There also can be behavioral issues since the puppies are sold to pet stores as young as eight weeks old, a critical period for their socialization, she added.
Ayers said nearly 270 cities, towns and villages across the country have passed puppy mill ordinances. Cook County enacted a ban in 2014, although it allowed municipalities to opt out.
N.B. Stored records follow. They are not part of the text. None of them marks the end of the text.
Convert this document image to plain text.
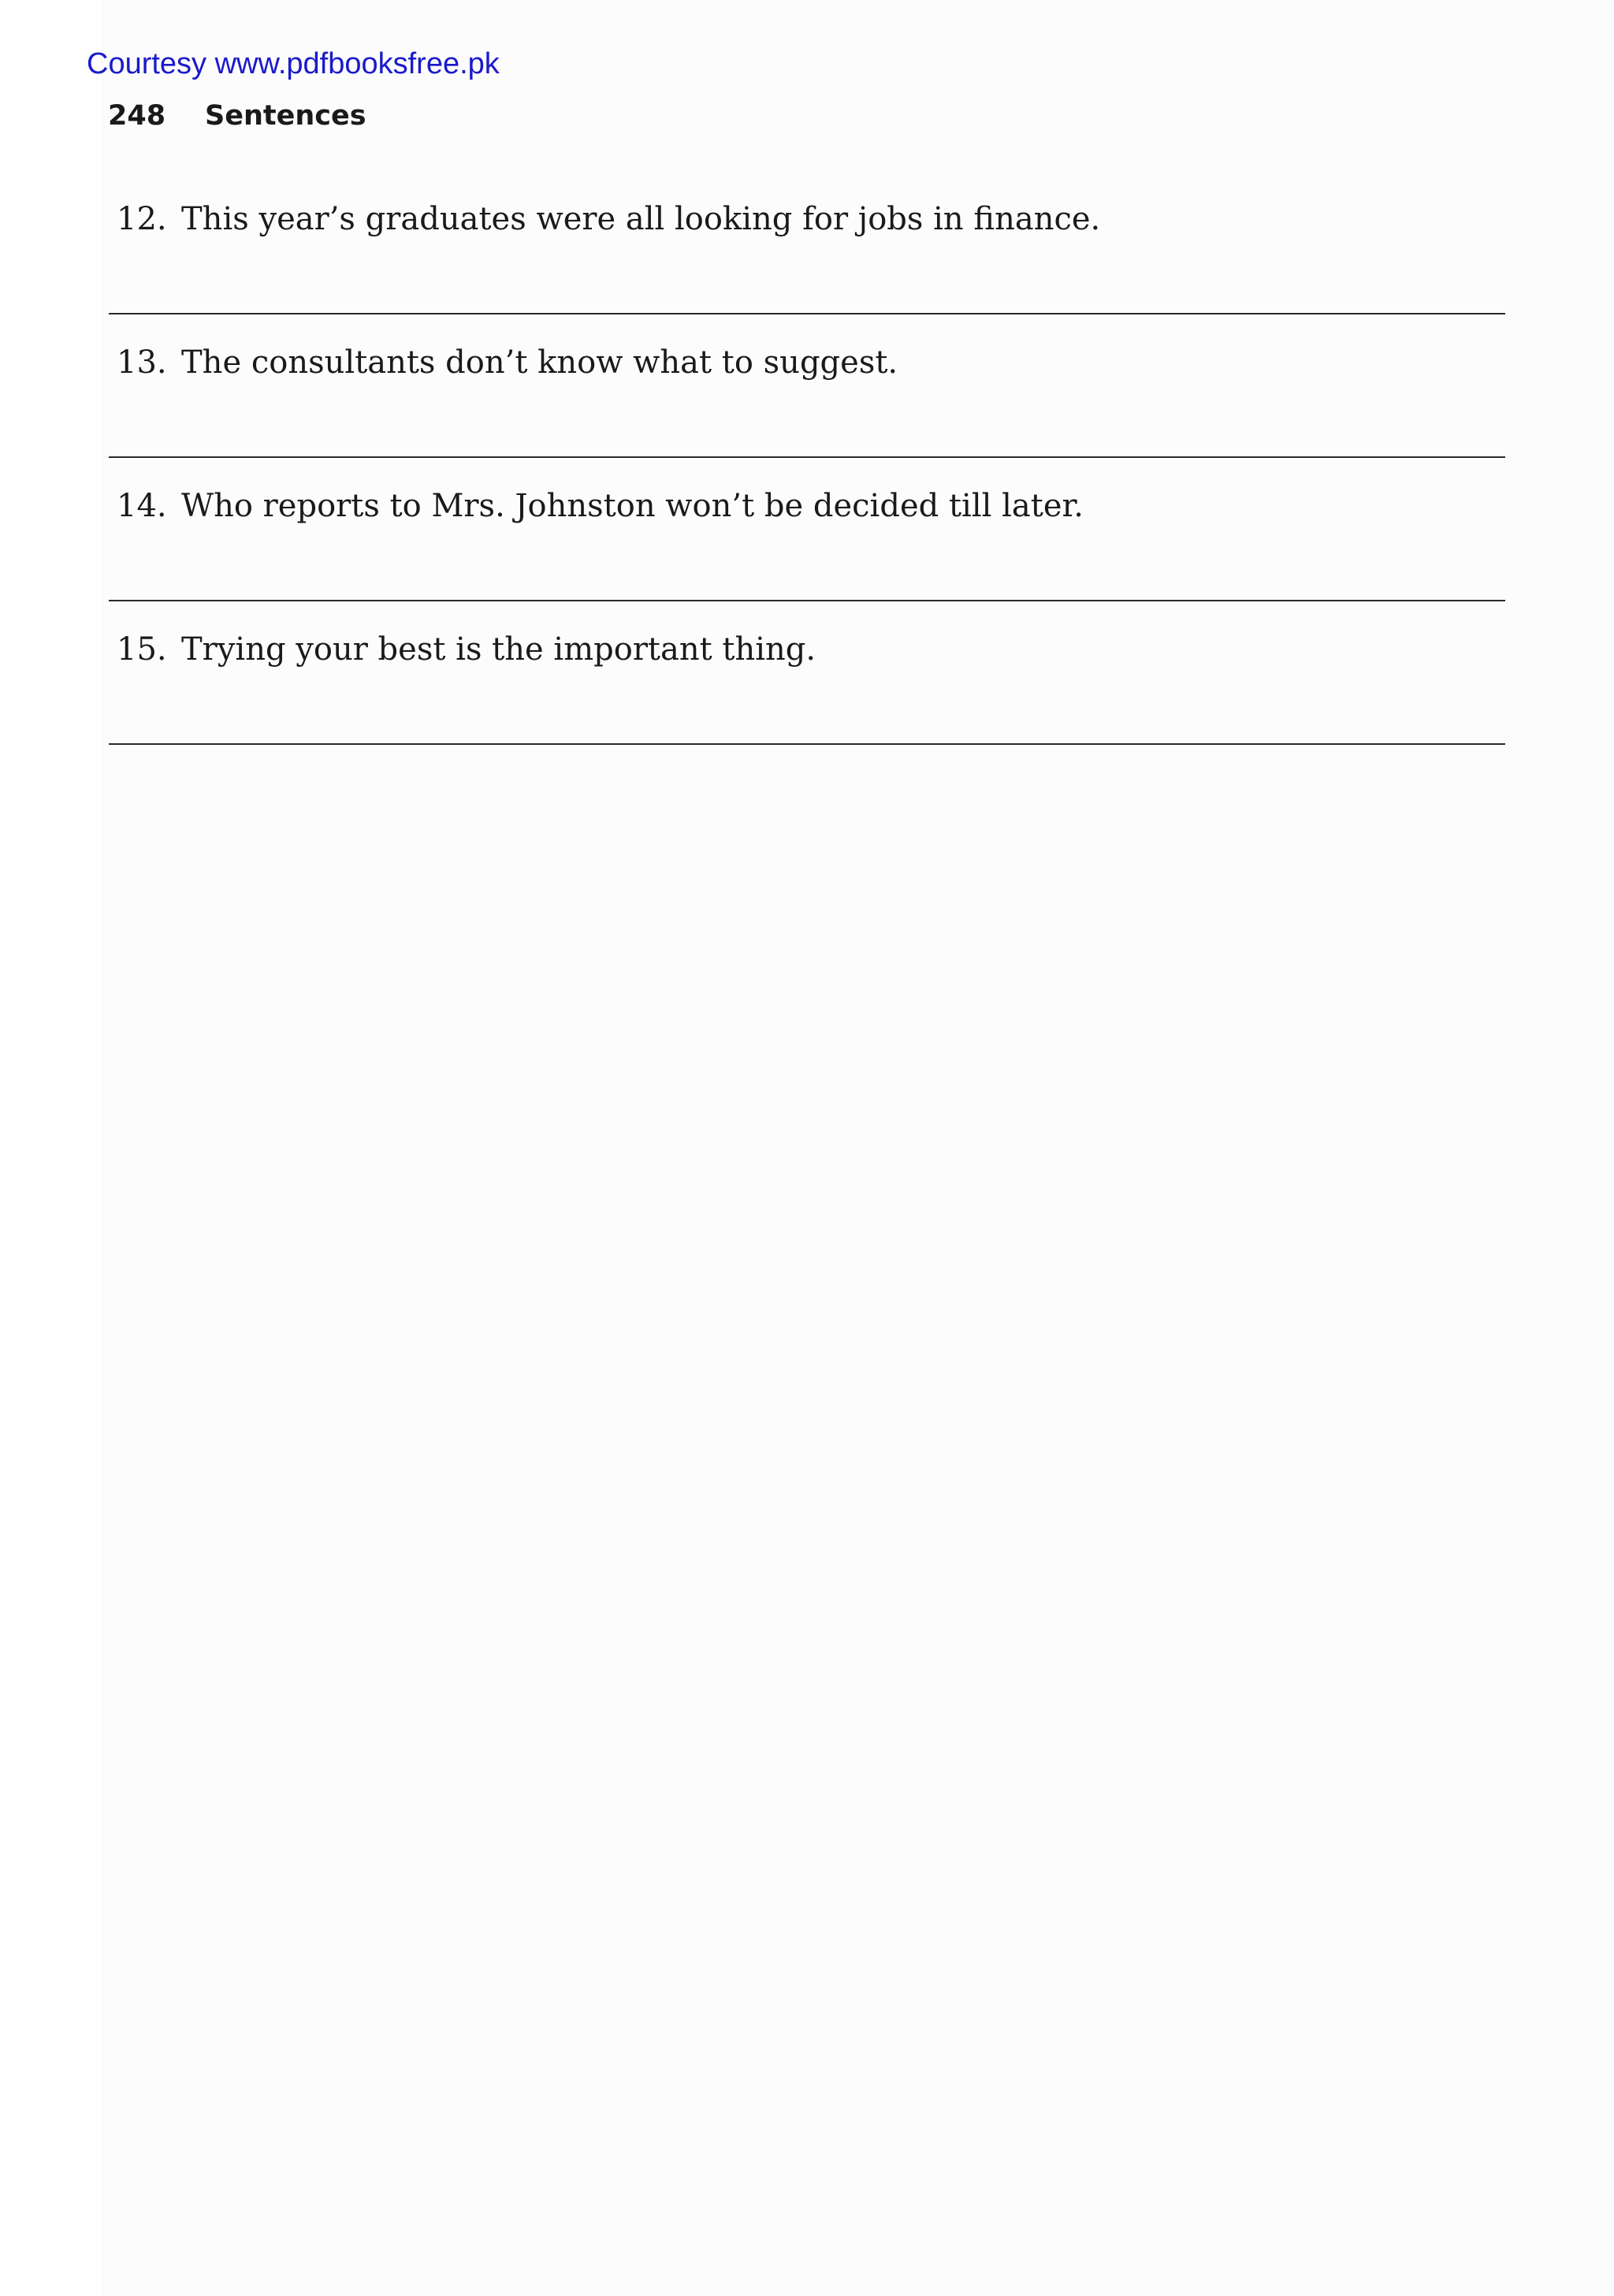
Courtesy www.pdfbooksfree.pk
248 Sentences
12. This year’s graduates were all looking for jobs in finance.
13. The consultants don’t know what to suggest.
14. Who reports to Mrs. Johnston won’t be decided till later.
15. Trying your best is the important thing.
Among the towns that did so was Arlington Heights, which instead enacted measures intended to ensure animals sold in the village come from safe breeders and that buyers have more information available to them.
Bocek and Ayers said the measure shouldn't be seen as anti-business, and in fact it could benefit pet stores by pushing them to build relationships with rescue facilities.
Buffalo Grove trustees were receptive to the proposal Monday.
"I don't see any downside to us passing this," Trustee Joanne Johnson said. "Pet stores are not suffering by not selling puppies or kittens."
However, Trustee Jeffrey Berman warned that a ban could create a monopoly for certain breeders.
"They can charge whatever prices they want," Berman said. "I don't have a problem with regulating difficult situations that we are facing in the village. But we have no issue to address in the village, and I am somewhat troubled by overstepping in this context. But most of all, the language in the offered ordinance, to me, is hyperbolic. It's overstated. I would rather keep it simple, straightforward and not inflammatory when we draft this ordinance."